Alle Jahre wieder . . .

Christof Schulze, Pfarrer in Wünschendorf.

Pfarrer Christof Schulze Evangelisch-Lutherische Kirchgemeinde St. Veit Wünschendorf/Elster

Pfarrer Christof Schulze Evangelisch-Lutherische Kirchgemeinde St. Veit Wünschendorf/Elster

Foto: Peter Michaelis

Kommt das Christuskind und als Vorbereitungszeit der Advent. Eigentlich immer dasselbe. Wir kennen es auch nicht anders: die Fenster werden mit Lichterbögen geschmückt, der Adventskranz mit seinen 4 Kerzen und seinem duftenden Grün schmückt unsere Wohnungen. Etliches „himmlisches Federvieh“ (Engelchen) wird aufgestellt, Strohsterne werden drapiert, Nussknacker bekommen wieder ihre Dienstanweisung und aus den Küchen duftet es nach selbst gebackenen Plätzchen, Christstollen und Lebkuchen. Alle Jahre wieder!

Und doch ist heuer fast nichts so, wie es immer war. Keine sogenannten Weihnachtsfeiern in Betrieben, Büros, Praxen, Vereinen, Gasthäusern. Keine Weihnachtsmärkte, kein Weihnachtsoratorium oder andere Chorkonzerte, da die Chöre nicht üben dürfen. Zu Weihnachtsgottesdiensten werden Platzkarten im Vorfeld verteilt oder finden die Christvespern im Freien statt. Heilig Abend ohne Krippenspiele! Wenn mir das einer vor einem Jahr erzählt hätte, dem hätte ich aber was erzählt.
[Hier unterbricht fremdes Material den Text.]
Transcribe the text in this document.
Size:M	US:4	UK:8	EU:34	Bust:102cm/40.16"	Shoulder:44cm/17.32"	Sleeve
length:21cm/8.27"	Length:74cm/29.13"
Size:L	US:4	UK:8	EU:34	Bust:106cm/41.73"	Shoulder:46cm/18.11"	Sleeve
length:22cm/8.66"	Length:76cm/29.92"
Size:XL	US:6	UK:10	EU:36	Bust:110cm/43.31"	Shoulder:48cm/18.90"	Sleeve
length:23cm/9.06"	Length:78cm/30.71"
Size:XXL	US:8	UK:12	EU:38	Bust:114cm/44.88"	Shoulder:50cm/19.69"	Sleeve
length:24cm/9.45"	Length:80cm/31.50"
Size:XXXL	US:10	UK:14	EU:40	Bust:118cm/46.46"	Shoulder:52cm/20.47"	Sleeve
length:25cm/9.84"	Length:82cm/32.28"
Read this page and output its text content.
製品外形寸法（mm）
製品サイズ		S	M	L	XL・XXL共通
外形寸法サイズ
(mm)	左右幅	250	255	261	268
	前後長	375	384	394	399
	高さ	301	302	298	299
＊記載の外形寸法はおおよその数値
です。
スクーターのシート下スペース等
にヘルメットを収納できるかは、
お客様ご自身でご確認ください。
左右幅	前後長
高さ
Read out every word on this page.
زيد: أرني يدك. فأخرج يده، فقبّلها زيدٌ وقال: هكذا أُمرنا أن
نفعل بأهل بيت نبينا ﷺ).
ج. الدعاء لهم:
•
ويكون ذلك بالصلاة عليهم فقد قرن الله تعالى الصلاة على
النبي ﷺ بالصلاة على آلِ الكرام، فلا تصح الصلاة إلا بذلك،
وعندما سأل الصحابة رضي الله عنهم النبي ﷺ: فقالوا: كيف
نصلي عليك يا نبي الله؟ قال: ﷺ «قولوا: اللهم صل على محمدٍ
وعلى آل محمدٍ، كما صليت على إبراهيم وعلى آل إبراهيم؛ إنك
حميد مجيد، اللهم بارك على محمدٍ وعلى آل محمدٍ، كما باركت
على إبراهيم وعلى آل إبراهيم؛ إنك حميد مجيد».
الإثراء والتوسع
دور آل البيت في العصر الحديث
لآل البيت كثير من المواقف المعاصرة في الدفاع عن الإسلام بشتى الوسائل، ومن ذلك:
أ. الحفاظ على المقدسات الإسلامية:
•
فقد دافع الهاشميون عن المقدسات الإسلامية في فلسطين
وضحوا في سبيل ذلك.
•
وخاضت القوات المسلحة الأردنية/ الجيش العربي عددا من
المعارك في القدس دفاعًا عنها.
Beschränkte Personenzahlen zu den Feiertagen auch in den Familien, wie soll da die richtige Stimmung aufkommen? Kommt es aber gerade zu Weihnachten auf Stimmung an? Ist der Advent nicht als christliche Fastenzeit uns Zeit der Stille und Besinnung gedacht?! Was haben wir daraus gemacht? Stress und Hektik, Kommerz und Konsum, Shopping ohne Ende… Alle Jahre wieder! Nein!

Eben nicht alle Jahre wieder. Dieses Jahr ganz anders. Vielleicht ist die Christvesper auf dem Dorfplatz sehr viel echter, selbst wenn das Wetter schlecht sein sollte; und kommt dem eigentlichen Ereignis, welches wir zu Weihnachten gedenken, viel näher: Gott wird Mensch in aller Armut eines Stalles. Nichts ist ihm zu gering, als dass er es nicht ausfüllen könnte. Gott braucht keinen großen Bahnhof, weil er selbst groß genug ist, um sich klein und arm zu machen. Ihm geht es nicht um all das, was uns wichtig zu sein scheint. Er will uns in unserem Herzen erreichen.

Vielleicht erleben wir in diesem Jahr die Advent- und Weihnachtszeit mal ganz anders, tiefer und authentischer. Vielleicht nehmen wir auch manche Erfahrung in die Zukunft mit. So stimme ich hoffnungsvoll mit ein: Tochter Zion freue dich, sieh´ dein König kommt zu dir.